Back With More Background Information
I used ta do a little but a little wouldn’t do it
So the little got more and more
I just keep tryin’ ta get a little better
Said the little better than before
Guns N’ Roses
American Rock Group Guns N’ Roses lived a lifestyle that rendered them subject matter experts on the subjects of oversaturation and diminishing marginal returns. Their Appetite For Destruction CD featured a track entitled “Mr. Brownstone”* which is about the pain and disappointment experienced by heroin addicts as their tolerance grows and they need more and more of it to get off.
Blogger Nathan over at Economic Edge.com suggests that the United States government is undergoing an analogous situation under the influence of deficit spending. In a post entitled Monetary Madness Part II – Diminishing Returns, he lays out a case that the US Economy may feel the same way about overdosing on debt the same way Izzy Stradlin and Slash felt after abusing way too much Brownstone Heroin.
I posted a brief commentary on Nathan’s d(GDP)/d(Debt) Chart that was admittedly skimpy on the nuts and bolts details. Much more follows below. Nathan describes his methodology below.
This is a very simple chart. It takes the change in GDP and divides it by the change in Debt. What it shows is how much productivity is gained by infusing $1 of debt into our debt backed money system. Back in the early 1960s a dollar of new debt added almost a dollar to the nation’s output of goods and services. As more debt enters the system the productivity gained by new debt diminishes. This produced a path that was following a diminishing line targeting ZERO in the year 2015. This meant that we could expect that each new dollar of debt added in the year 2015 would add NOTHING to our productivity.
He hypothesizes that two things will happen if the deficit binging continues. First, the continued additional debt will add less and less marginal present tense benefit to the current economy. In mathematical terms, as we continue to accrue debt over infinite time it will become of nearly zero benefit to the present GDP. It won’t grow the economy anymore. Utilizing economic terminology, Nathan describes this eventuality below.
DIMINISHING PRODUCTIVITY OF DEBT – Is the phenomena of decreasing real productivity gains for a given amount of debt creation. In a non-saturated economy, the introduction of credit does work to increase productivity. However, approaching the Macroeconomic Debt Saturation point, the productivity gain begins to decrease, and at the saturation point is zero, turning negative as we get beyond the Debt Saturation point.

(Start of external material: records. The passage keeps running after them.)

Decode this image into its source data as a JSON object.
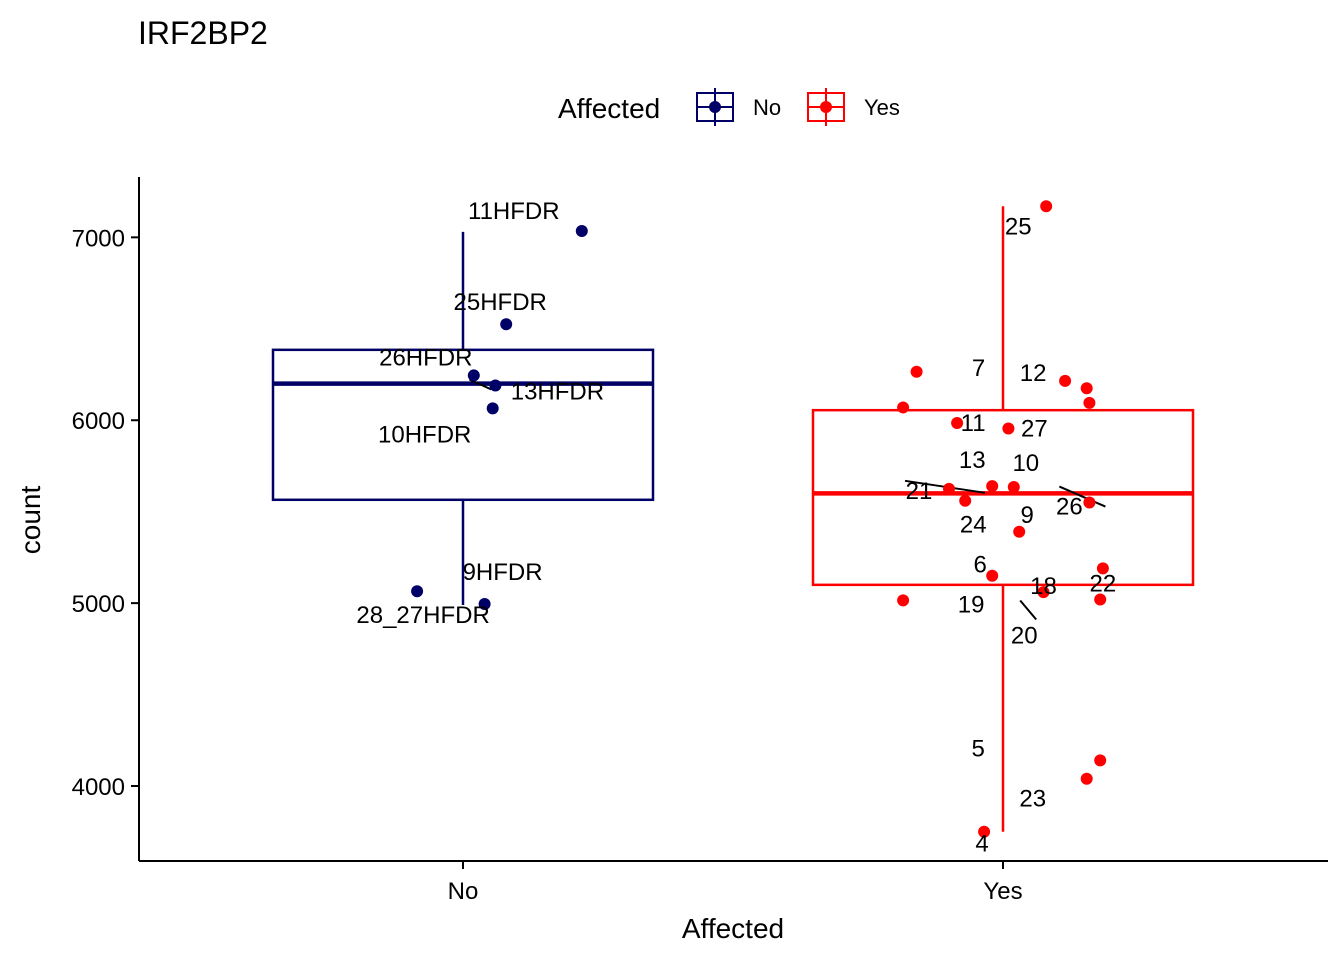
{
  "chart_data": {
    "type": "box",
    "title": "IRF2BP2",
    "xlabel": "Affected",
    "ylabel": "count",
    "categories": [
      "No",
      "Yes"
    ],
    "ylim": [
      3590,
      7330
    ],
    "yticks": [
      4000,
      5000,
      6000,
      7000
    ],
    "grid": false,
    "legend": {
      "title": "Affected",
      "position": "top",
      "entries": [
        {
          "label": "No",
          "color": "#000066"
        },
        {
          "label": "Yes",
          "color": "#ff0000"
        }
      ]
    },
    "series": [
      {
        "name": "No",
        "color": "#000066",
        "box": {
          "whisker_low": 4990,
          "q1": 5565,
          "median": 6200,
          "q3": 6385,
          "whisker_high": 7030
        },
        "points": [
          {
            "x_offset": 0.22,
            "y": 7035,
            "label": "11HFDR"
          },
          {
            "x_offset": 0.08,
            "y": 6525,
            "label": "25HFDR"
          },
          {
            "x_offset": 0.02,
            "y": 6245,
            "label": "26HFDR"
          },
          {
            "x_offset": 0.06,
            "y": 6190,
            "label": "13HFDR"
          },
          {
            "x_offset": 0.055,
            "y": 6065,
            "label": "10HFDR"
          },
          {
            "x_offset": 0.04,
            "y": 4995,
            "label": "9HFDR"
          },
          {
            "x_offset": -0.085,
            "y": 5065,
            "label": "28_27HFDR"
          }
        ]
      },
      {
        "name": "Yes",
        "color": "#ff0000",
        "box": {
          "whisker_low": 3750,
          "q1": 5100,
          "median": 5600,
          "q3": 6055,
          "whisker_high": 7170
        },
        "points": [
          {
            "x_offset": 0.08,
            "y": 7170,
            "label": "25"
          },
          {
            "x_offset": -0.16,
            "y": 6265,
            "label": "7"
          },
          {
            "x_offset": 0.115,
            "y": 6215,
            "label": "12"
          },
          {
            "x_offset": 0.155,
            "y": 6175,
            "label": ""
          },
          {
            "x_offset": 0.16,
            "y": 6095,
            "label": ""
          },
          {
            "x_offset": -0.185,
            "y": 6070,
            "label": ""
          },
          {
            "x_offset": -0.085,
            "y": 5985,
            "label": "11"
          },
          {
            "x_offset": 0.01,
            "y": 5955,
            "label": "27"
          },
          {
            "x_offset": -0.02,
            "y": 5640,
            "label": "13"
          },
          {
            "x_offset": 0.02,
            "y": 5635,
            "label": "10"
          },
          {
            "x_offset": -0.1,
            "y": 5625,
            "label": "21"
          },
          {
            "x_offset": -0.07,
            "y": 5560,
            "label": "24"
          },
          {
            "x_offset": 0.16,
            "y": 5550,
            "label": "26"
          },
          {
            "x_offset": 0.03,
            "y": 5390,
            "label": "9"
          },
          {
            "x_offset": 0.185,
            "y": 5190,
            "label": "22"
          },
          {
            "x_offset": -0.02,
            "y": 5150,
            "label": "6"
          },
          {
            "x_offset": 0.075,
            "y": 5060,
            "label": "18"
          },
          {
            "x_offset": -0.185,
            "y": 5015,
            "label": "19"
          },
          {
            "x_offset": 0.18,
            "y": 5020,
            "label": "20"
          },
          {
            "x_offset": 0.18,
            "y": 4140,
            "label": "5"
          },
          {
            "x_offset": 0.155,
            "y": 4040,
            "label": "23"
          },
          {
            "x_offset": -0.035,
            "y": 3750,
            "label": "4"
          }
        ]
      }
    ]
  }
}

This hypothesis makes total logical sense and is in keeping with nearly every facet of traditional microeconomics. It’s only logical that the behavior would show up in any macroeconomic framework that properly builds on a microeconomic theoretical foundation. I tend to think the trend line on his chart demonstrates a troubling current phenomena.
His second, more speculative hypothesis is that we have hit a debt saturation point. Nathan describes this phenomena below.
DEBT SATURATION – Occurs when collective income can no longer service more principal and interest under current credit terms & conditions. Debt saturation can occur for you personally, for your family, and it can occur for the people collectively. It can also occur, and has occurred, for local municipalities, city, state, and Federal governments, as well as corporations (financials in particular). Because the same income earners ultimately are responsible for all these debt (a key concept), there is a point that occurs overall, that point I call Macroeconomic Debt Saturation. Debt saturation can occur and then recur as credit terms are changed – for example, the lowering of interest rates moves the allowable amount of debt prior to reaching saturation up.
This would imply that continuing to carry more debt is now reducing rather than enhancing our GDP. In other words, we lose more than we gain. It’s possible, and the final two years of his chart suggest we’ve hit that particular inflection point with respect to the continued influence of “stimulus” on the economy.
It’s fair to point out that Nathan isn’t a lonely exponent of this point of view. CBO Director Douglas Elmendorf has offered a similar analysis during testimony in front of the US Senate. Thus we have a respectable theory backed by qualified expert opinion. The only factor preventing me from endorsing the Debt Saturation hypothesis outright is the fact that our supporting data trend has only two consecutive confirming points.**
In conclusion, we have a confirmed negative trend that may well turn full-blown dangerous to our economic commonweal. Or as Axl Rose would have put it:
But that old man he’s a real [Deceny Edit]
Gonna kick him on down the line
And that blessed event will have to happen soon or else the American Economy can tighten its shoes for the long walk home.
* – The song also has a tragic back story similar to “Helter Skelter” by The Beatles. The gunman who perpetrated mass murder at Va. Tech was fond of the song.
** – N=2 doesn’t make for a tight 95% Confidence Interval.